记忆回笼,江归只觉太阳穴突突的疼,腰更是疼的不行。
倒是那处的不适感没多大,应该是其他地方的疼给抵消了个大半的缘故。
许是感受到他的动作,背对着他的人缓缓转了过来。
江悬一脸餍足的模样,神清气爽得不行,“君离醒得这么早啊?怎么不多睡一会儿?”
江归耳根发烫,嘴上却不饶人。
“是谁那么不知节制,任凭我怎么求饶的不停下的?”
江悬笑出了声,只觉这样的江归才更让他熟悉。
“不是哄你了吗?”
江归揉了揉酸疼的腰,刚想伸脚踹死对面这个玩意,却发现自己的脚腕上戴着一个缀着金铃的金镯。
随着他的动作,金铃叮叮作响,“你这是做什么?”
江悬此时也坐起身,“不漂亮吗?我觉得很衬皇兄的肤色。”
最后几个字江悬特意加了重音,随后以迅雷不及掩耳之势火速下了床。
一想到皇兄这个词,江归就不由自主地想起昨晚江悬在他耳边低喘唤他的旋旎场景。
想到这,江归随手拿起枕头,扔了过去。
“滚去上你的朝。
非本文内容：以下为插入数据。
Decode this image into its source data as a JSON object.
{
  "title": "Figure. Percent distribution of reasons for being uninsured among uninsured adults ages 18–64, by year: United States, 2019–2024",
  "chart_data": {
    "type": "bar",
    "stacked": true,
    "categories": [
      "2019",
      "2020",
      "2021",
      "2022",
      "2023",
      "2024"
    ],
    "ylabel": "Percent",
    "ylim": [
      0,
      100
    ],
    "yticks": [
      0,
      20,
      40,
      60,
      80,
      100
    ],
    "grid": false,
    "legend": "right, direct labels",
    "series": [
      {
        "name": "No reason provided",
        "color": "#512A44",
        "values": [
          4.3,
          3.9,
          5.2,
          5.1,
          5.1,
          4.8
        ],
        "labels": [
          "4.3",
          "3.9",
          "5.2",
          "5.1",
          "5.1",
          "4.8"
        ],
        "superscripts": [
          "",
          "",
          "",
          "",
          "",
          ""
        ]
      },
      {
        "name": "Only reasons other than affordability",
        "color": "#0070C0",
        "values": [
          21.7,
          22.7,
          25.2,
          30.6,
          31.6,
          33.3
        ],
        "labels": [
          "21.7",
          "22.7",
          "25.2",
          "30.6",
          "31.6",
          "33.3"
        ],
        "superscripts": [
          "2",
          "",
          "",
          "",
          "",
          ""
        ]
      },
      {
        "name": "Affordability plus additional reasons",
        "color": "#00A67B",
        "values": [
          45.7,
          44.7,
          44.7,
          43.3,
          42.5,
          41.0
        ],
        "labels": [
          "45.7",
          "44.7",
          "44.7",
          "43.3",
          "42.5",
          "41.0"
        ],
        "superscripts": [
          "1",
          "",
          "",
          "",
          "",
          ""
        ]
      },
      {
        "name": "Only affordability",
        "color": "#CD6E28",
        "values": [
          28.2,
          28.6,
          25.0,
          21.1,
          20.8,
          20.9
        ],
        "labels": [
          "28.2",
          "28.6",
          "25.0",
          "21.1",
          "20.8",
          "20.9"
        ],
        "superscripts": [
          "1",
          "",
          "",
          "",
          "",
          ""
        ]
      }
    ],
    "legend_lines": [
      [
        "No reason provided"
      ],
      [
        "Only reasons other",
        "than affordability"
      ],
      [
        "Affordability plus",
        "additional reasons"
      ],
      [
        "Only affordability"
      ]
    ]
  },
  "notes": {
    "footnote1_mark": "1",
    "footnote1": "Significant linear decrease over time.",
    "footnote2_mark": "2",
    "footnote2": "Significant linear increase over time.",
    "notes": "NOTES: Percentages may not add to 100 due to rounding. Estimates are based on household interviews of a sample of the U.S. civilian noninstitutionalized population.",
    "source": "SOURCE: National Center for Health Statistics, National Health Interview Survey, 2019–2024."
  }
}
”
听到他这么说,江悬梳洗了一番后,上朝去了,只留下江归一个人在偌大的寝宫里。
江归坐在床上,与脚腕上的金铃面面相觑。
他父皇也在床上玩这么花的吗,不然为什么江悬这么会玩。
饶是他虚长江悬七年,自诩见过大风大浪的人了,但只要回想起昨晚。
就无法自拔的老脸一红。
没过多久,江归觉得有点困了,找了个还算舒服的姿势,缓缓入眠。